The solution handles this immediately with:
if len(p) > len(s):
return []
This prevents invalid window initialization and unnecessary work.
Repeated Characters
Cases like:
s = "aaaaa"
p = "aa"
can expose bugs in implementations that only track unique characters rather than exact frequencies.
The algorithm correctly tracks counts for every character, so overlapping windows like "aa" are all detected properly.
Overlapping Anagrams
Inputs such as:
s = "abab"
p = "ab"
contain overlapping valid windows.
A naive implementation might accidentally skip windows after finding a match. The sliding window moves exactly one position at a time, ensuring every possible substring is checked.

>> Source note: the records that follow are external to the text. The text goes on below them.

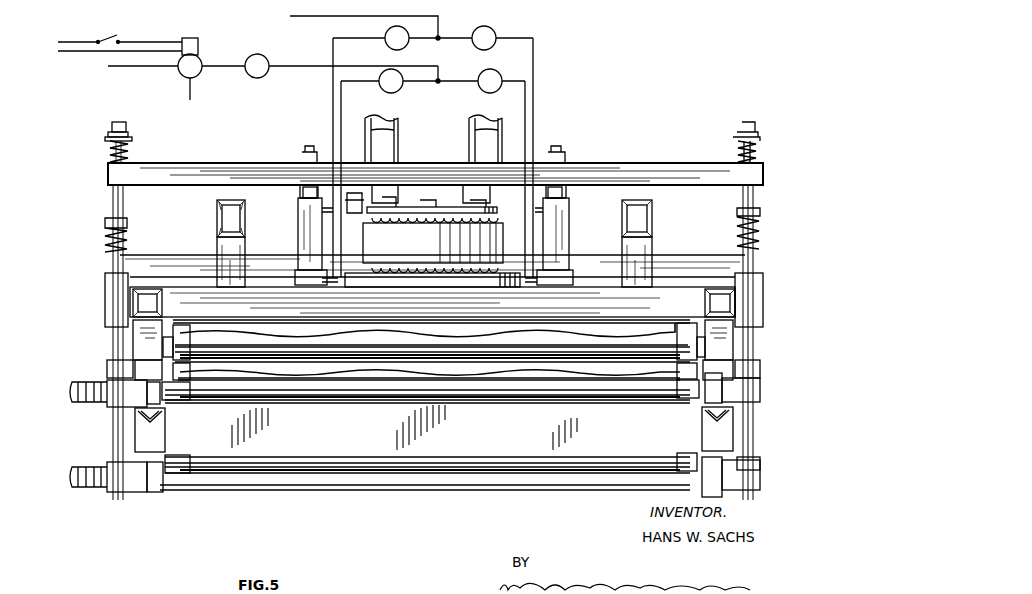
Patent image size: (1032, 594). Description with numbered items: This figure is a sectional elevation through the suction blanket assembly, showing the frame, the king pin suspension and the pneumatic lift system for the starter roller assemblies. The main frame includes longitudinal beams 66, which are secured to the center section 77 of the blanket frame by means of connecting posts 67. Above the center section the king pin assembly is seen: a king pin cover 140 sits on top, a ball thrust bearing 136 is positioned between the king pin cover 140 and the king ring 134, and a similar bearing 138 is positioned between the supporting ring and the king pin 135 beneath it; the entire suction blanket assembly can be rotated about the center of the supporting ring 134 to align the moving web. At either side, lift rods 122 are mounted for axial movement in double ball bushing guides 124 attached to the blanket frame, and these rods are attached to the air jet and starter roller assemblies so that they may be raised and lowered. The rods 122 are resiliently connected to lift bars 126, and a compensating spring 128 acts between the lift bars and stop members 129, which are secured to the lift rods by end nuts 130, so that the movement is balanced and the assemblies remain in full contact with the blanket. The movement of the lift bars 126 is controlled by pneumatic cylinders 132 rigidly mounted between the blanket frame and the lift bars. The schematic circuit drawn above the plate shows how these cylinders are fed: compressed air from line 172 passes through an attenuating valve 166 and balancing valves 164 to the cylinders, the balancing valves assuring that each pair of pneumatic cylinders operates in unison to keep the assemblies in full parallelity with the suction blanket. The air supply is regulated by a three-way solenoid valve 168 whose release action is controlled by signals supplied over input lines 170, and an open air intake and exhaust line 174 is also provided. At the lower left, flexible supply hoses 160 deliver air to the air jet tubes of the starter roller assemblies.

The longitudinal beams 66 is at (217, 218).
The connecting posts 67 is at (217, 246).
The center section 77 is at (680, 285).
The lift rods 122 is at (753, 212).
The double ball bushing guides 124 is at (763, 318).
The lift bars 126 is at (228, 162).
The compensating spring 128 is at (130, 155).
The stop members 129 is at (130, 138).
The end nuts 130 is at (126, 125).
The pneumatic cylinders 132 is at (298, 228).
The king ring 134 is at (414, 246).
The king pin 135 is at (520, 280).
The ball thrust bearing 136 is at (445, 232).
The bearing 138 is at (393, 266).
The king pin cover 140 is at (458, 202).
The flexible supply hoses 160 is at (70, 392).
The balancing valves 164 is at (479, 78).
The attenuating valve 166 is at (280, 50).
The three-way solenoid valve 168 is at (200, 62).
The input lines 170 is at (56, 50).
The line 172 is at (143, 68).
The open air intake and exhaust line 174 is at (350, 18).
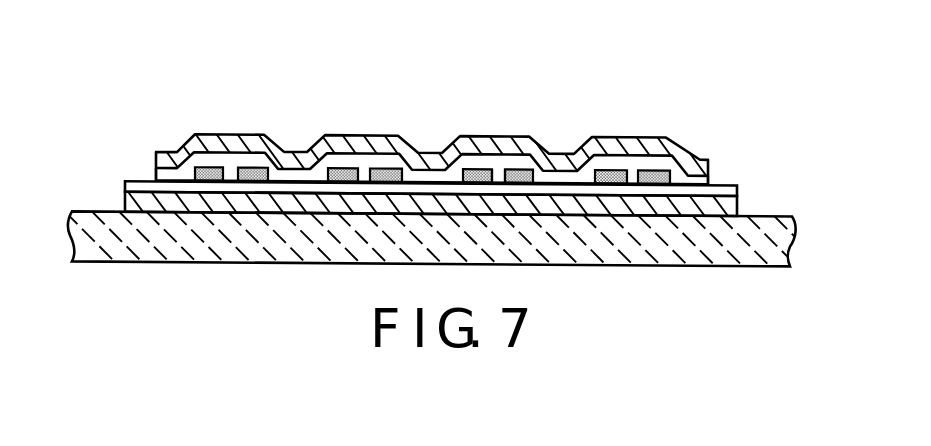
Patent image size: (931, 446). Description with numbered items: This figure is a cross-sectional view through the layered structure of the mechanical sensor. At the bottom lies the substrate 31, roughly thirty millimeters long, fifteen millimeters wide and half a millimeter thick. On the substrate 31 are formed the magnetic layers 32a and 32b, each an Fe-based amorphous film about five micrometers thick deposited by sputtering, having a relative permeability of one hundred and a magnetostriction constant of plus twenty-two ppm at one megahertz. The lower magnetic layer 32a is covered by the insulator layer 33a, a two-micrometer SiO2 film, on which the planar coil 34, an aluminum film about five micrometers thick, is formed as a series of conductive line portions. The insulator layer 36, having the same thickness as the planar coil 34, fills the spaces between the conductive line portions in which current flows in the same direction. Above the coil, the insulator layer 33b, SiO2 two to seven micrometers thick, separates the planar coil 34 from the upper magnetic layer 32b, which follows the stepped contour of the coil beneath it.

Match at the Beginning or End
Some implementations incorrectly handle boundary updates and miss windows at the edges of the string.
Examples include:
"abc", "abc"
"baa", "aa"
The algorithm explicitly checks:
- The initial window before sliding
- Every subsequent window after each update
This guarantees matches at both boundaries are detected correctly.